„Znów dopada mnie poczucie, że od  wielu lat po prostu błąkam się po świecie bez żadnego planu i pomysłu. Błąkałem się z nadzieją, że pomysł i plan odsłonią się w sposób naturalny,  że sens w końcu się objawi, ponieważ sens istnieje. Dlatego co roku wypuszczam się coraz dalej i dalej. Na koniec kontynentu, żeby zostawał tylko powrót”.

Tak pisze o sobie, o swoich  poszukiwaniach, Andrzej Stasiuk, pisarz wybitny, człowiek w drodze, adorowany przez jednych, piętnowany przez innych ze względu na ostry język i niekonwencjonalne oceny naszej rzeczywistości.

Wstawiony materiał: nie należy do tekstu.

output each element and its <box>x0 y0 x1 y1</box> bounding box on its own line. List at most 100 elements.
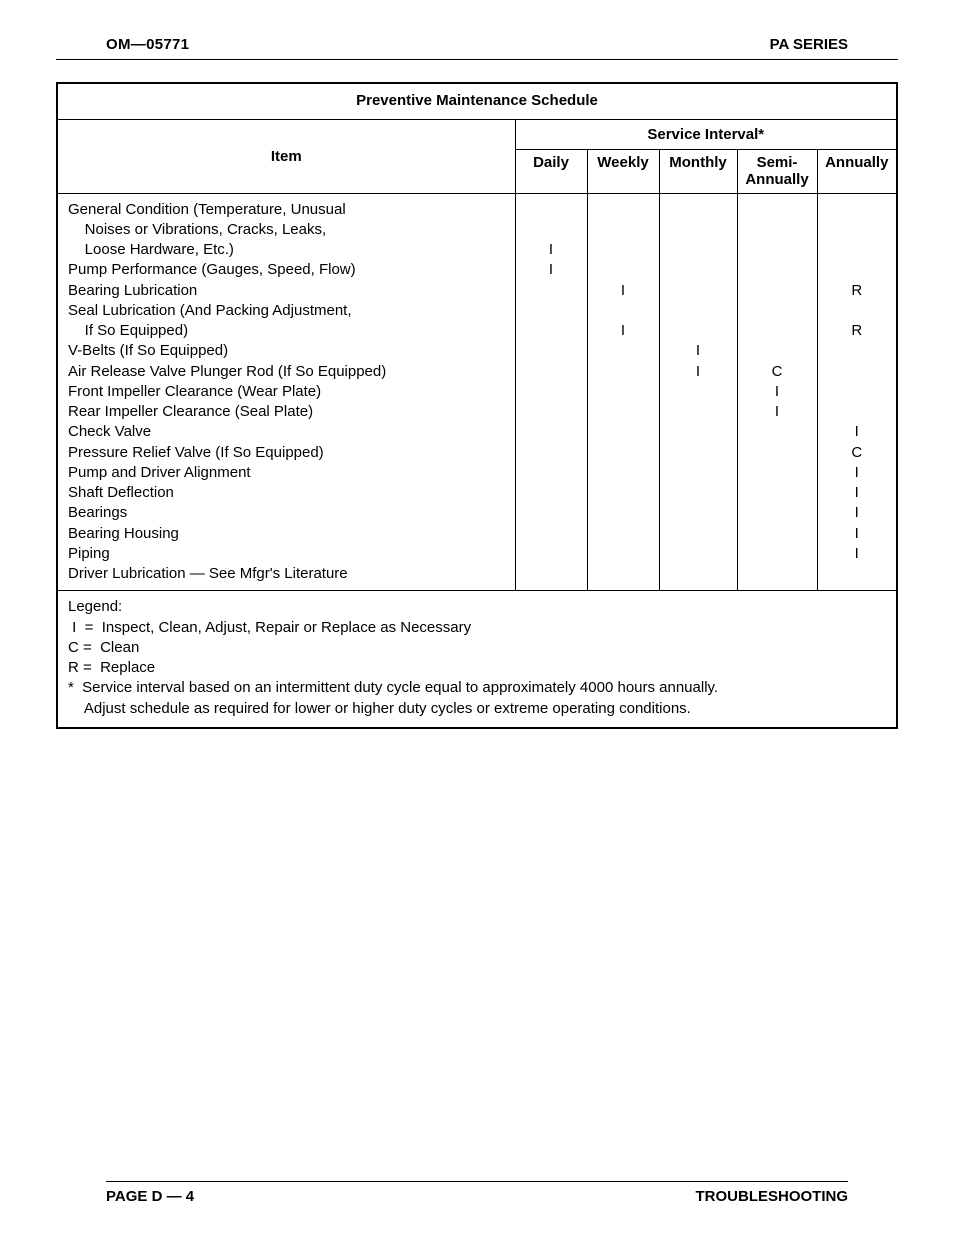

Po czterech latach zawitał znów do Olkusza, do klubu literackiego BWA, na spotkanie licznej grupy swych czytelników i z racji wydania nowej opowieści „Dziennik pisany później”. Andrzej Stasiuk był w młodości infant terrible polskiej literatury. Urodzony w roku 1960 w Warszawie, stworzył swoją legendę awanturnika, wyrzutka z różnych szkół, alkoholika, dezertera, kryminalisty. I takie też były tematy i tony jego pierwszych powieści. Z czasem, gdy przeniósł się do Wołowca, wioski zagubionej w ostępach Beskidu Niskiego, z dala od wrzawy świata, znalazł swój oryginalny, niepowtarzalny, jak niektórzy mówią  -narkotyczny styl pisarstwa. I temat: głęboka, galicyjska prowincja („Dukla”,  „Opowieści galicyjskie”), a przede wszystkim południowy wschód Europy-Węgry, Rumunia, Mołdawia, była Jugosławia („Jadąc na Babadag”, „Fado”), także Niemcy („Dojczland”), a także wspomniany „Dziennik”. Wśród  blichtru świata, prawdziwych i fałszywych zachwytów nad XX i XXI wiekiem, Stasiuk znajduje rzeczywistość, jak z czasów C.K. Austrii, a nawet mocarstwowej Turcji, ludzi z innej epoki. I dramat byłej Jugosławii, morderstw, zniszczeń i bezmyślnych, niczym nieuzasadnionych  rzezi, nienawiści, których zarzewie tli się do dziś i nie wiadomo, kiedy ten pożar znów wybuchnie.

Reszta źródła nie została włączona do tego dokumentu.